The main surprise is to realise how few presenters there are in this country who are devoted to young people and whose primary focus includes music. Beyond the above-mentioned festivals, there are our various youth orchestras (see them listed in the Australian Youth Music Council’s website) and organisations such as Artplay at Melbourne’s Federation Square, which does exceptional work for babies and young children up to 12 years old.
Neither would any survey be complete without mentioning the excellent work Musica Viva and our various Major Performing Arts (MPA) companies now do in the educational sector. Musica Viva direct considerable resources to its In Schools program (in which leading professional musicians travel out to schools), its Live Performance Plus school concerts, and its newer digital resources and professional development opportunities for teachers.

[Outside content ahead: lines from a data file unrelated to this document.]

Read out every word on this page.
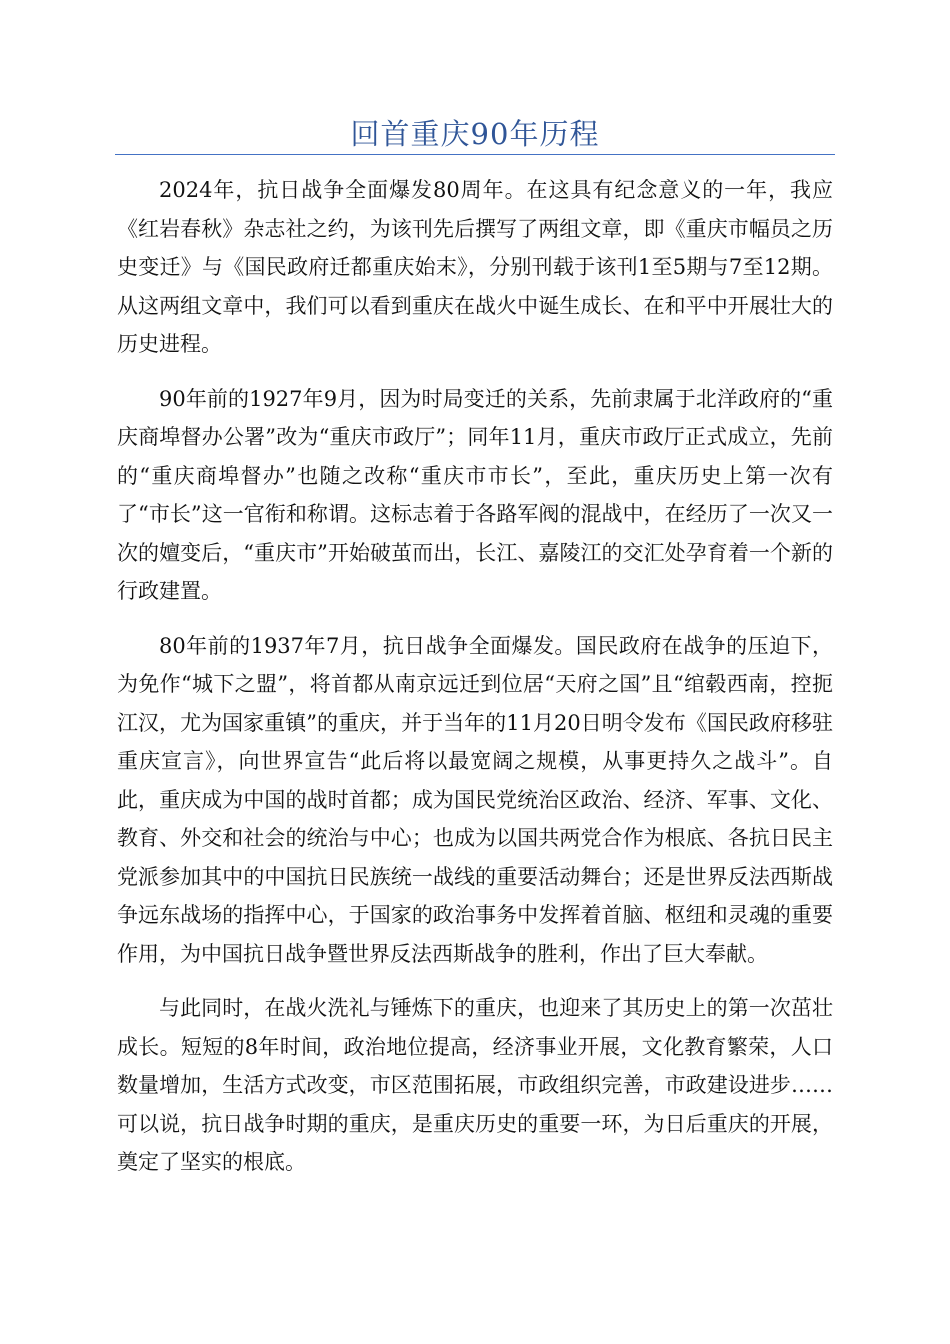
回首重庆90年历程

2024年，抗日战争全面爆发80周年。在这具有纪念意义的一年，我应《红岩春秋》杂志社之约，为该刊先后撰写了两组文章，即《重庆市幅员之历史变迁》与《国民政府迁都重庆始末》，分别刊载于该刊1至5期与7至12期。从这两组文章中，我们可以看到重庆在战火中诞生成长、在和平中开展壮大的历史进程。

90年前的1927年9月，因为时局变迁的关系，先前隶属于北洋政府的“重庆商埠督办公署”改为“重庆市政厅”；同年11月，重庆市政厅正式成立，先前的“重庆商埠督办”也随之改称“重庆市市长”，至此，重庆历史上第一次有了“市长”这一官衔和称谓。这标志着于各路军阀的混战中，在经历了一次又一次的嬗变后，“重庆市”开始破茧而出，长江、嘉陵江的交汇处孕育着一个新的行政建置。

80年前的1937年7月，抗日战争全面爆发。国民政府在战争的压迫下，为免作“城下之盟”，将首都从南京远迁到位居“天府之国”且“绾毂西南，控扼江汉，尤为国家重镇”的重庆，并于当年的11月20日明令发布《国民政府移驻重庆宣言》，向世界宣告“此后将以最宽阔之规模，从事更持久之战斗”。自此，重庆成为中国的战时首都；成为国民党统治区政治、经济、军事、文化、教育、外交和社会的统治与中心；也成为以国共两党合作为根底、各抗日民主党派参加其中的中国抗日民族统一战线的重要活动舞台；还是世界反法西斯战争远东战场的指挥中心，于国家的政治事务中发挥着首脑、枢纽和灵魂的重要作用，为中国抗日战争暨世界反法西斯战争的胜利，作出了巨大奉献。

与此同时，在战火洗礼与锤炼下的重庆，也迎来了其历史上的第一次茁壮成长。短短的8年时间，政治地位提高，经济事业开展，文化教育繁荣，人口数量增加，生活方式改变，市区范围拓展，市政组织完善，市政建设进步……可以说，抗日战争时期的重庆，是重庆历史的重要一环，为日后重庆的开展，奠定了坚实的根底。
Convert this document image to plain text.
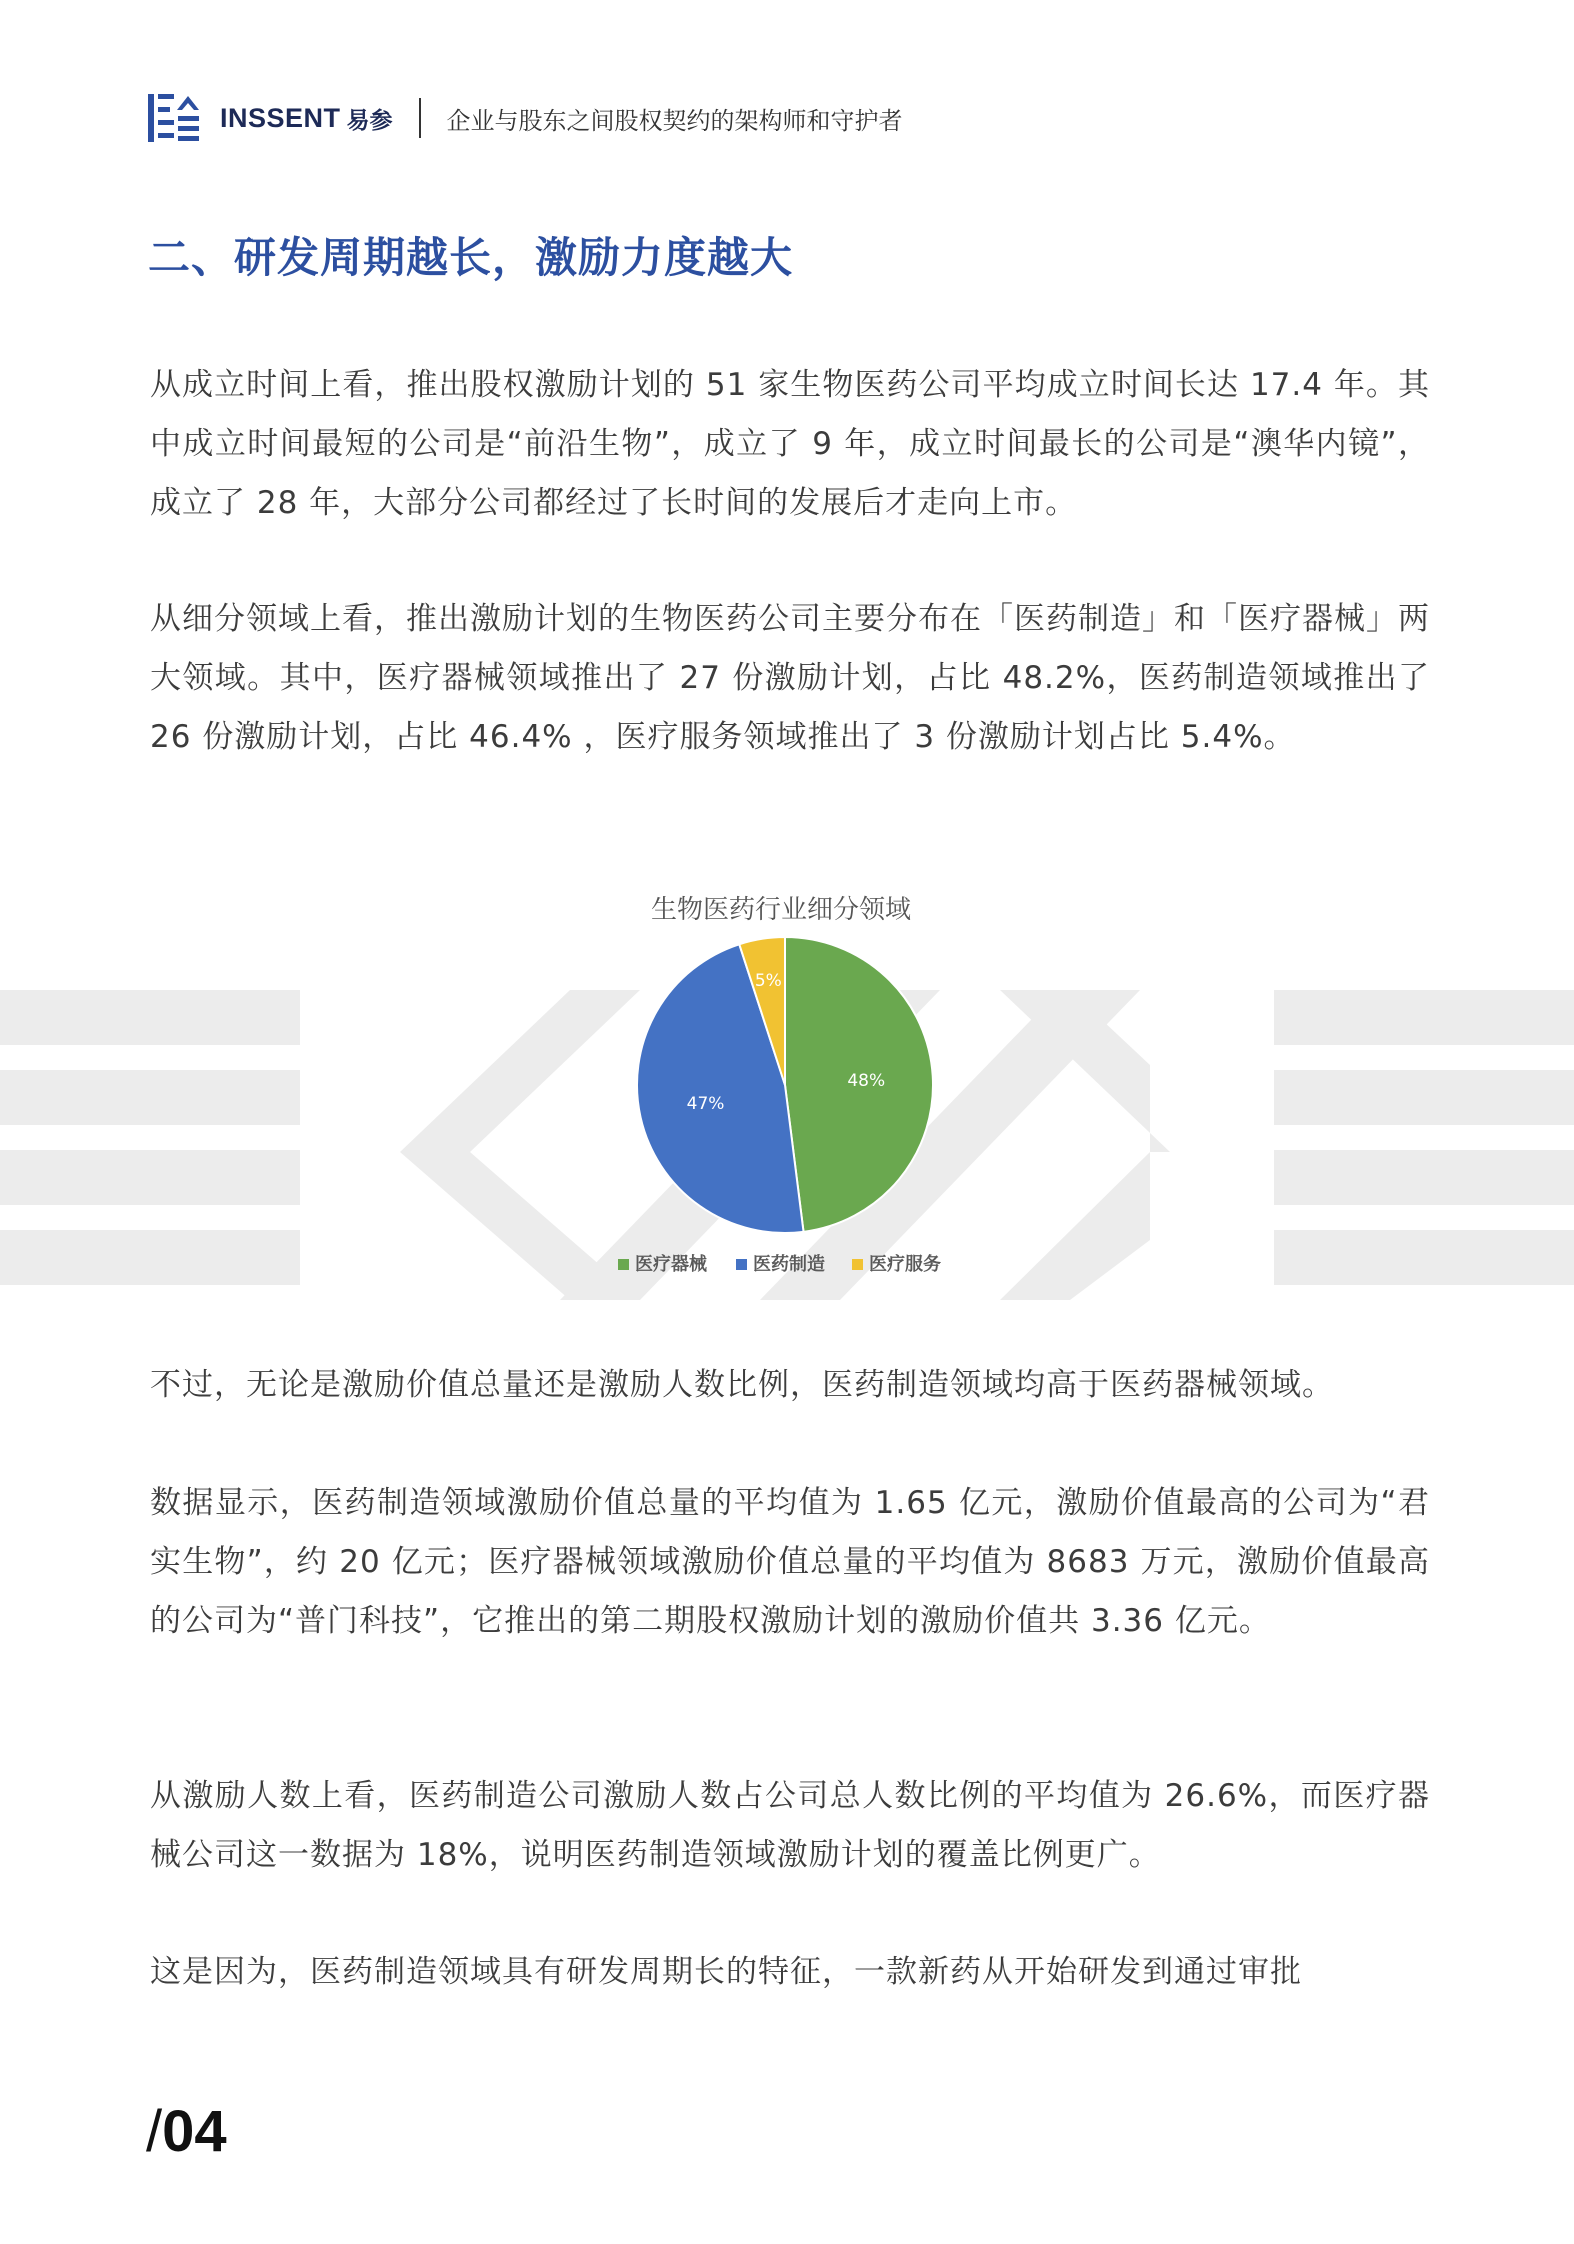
INSSENT 易参 企业与股东之间股权契约的架构师和守护者
二、研发周期越长，激励力度越大

从成立时间上看，推出股权激励计划的 51 家生物医药公司平均成立时间长达 17.4 年。其中成立时间最短的公司是“前沿生物”，成立了 9 年，成立时间最长的公司是“澳华内镜”，成立了 28 年，大部分公司都经过了长时间的发展后才走向上市。

从细分领域上看，推出激励计划的生物医药公司主要分布在「医药制造」和「医疗器械」两大领域。其中，医疗器械领域推出了 27 份激励计划，占比 48.2%，医药制造领域推出了 26 份激励计划，占比 46.4% ，医疗服务领域推出了 3 份激励计划占比 5.4%。

生物医药行业细分领域
48%
47%
5%
医疗器械	医药制造 医疗服务

不过，无论是激励价值总量还是激励人数比例，医药制造领域均高于医药器械领域。

数据显示，医药制造领域激励价值总量的平均值为 1.65 亿元，激励价值最高的公司为“君实生物”，约 20 亿元；医疗器械领域激励价值总量的平均值为 8683 万元，激励价值最高的公司为“普门科技”，它推出的第二期股权激励计划的激励价值共 3.36 亿元。

从激励人数上看，医药制造公司激励人数占公司总人数比例的平均值为 26.6%，而医疗器械公司这一数据为 18%，说明医药制造领域激励计划的覆盖比例更广。

这是因为，医药制造领域具有研发周期长的特征，一款新药从开始研发到通过审批

/04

The country’s major symphony orchestras under the MPA umbrella (ASO, MSO, QSO, SSO, TSO and WASO) and the Australian Chamber Orchestra also offer an impressive range of educational experiences for young people, all the way up from kiddies cushion concerts to young artists programs and fellowships. MPA’s opera companies are doing likewise: Opera Australia, Opera-Q, State Opera of SA and WA Opera. A comprehensive look at all these and similar offerings by smaller companies must be for another occasion.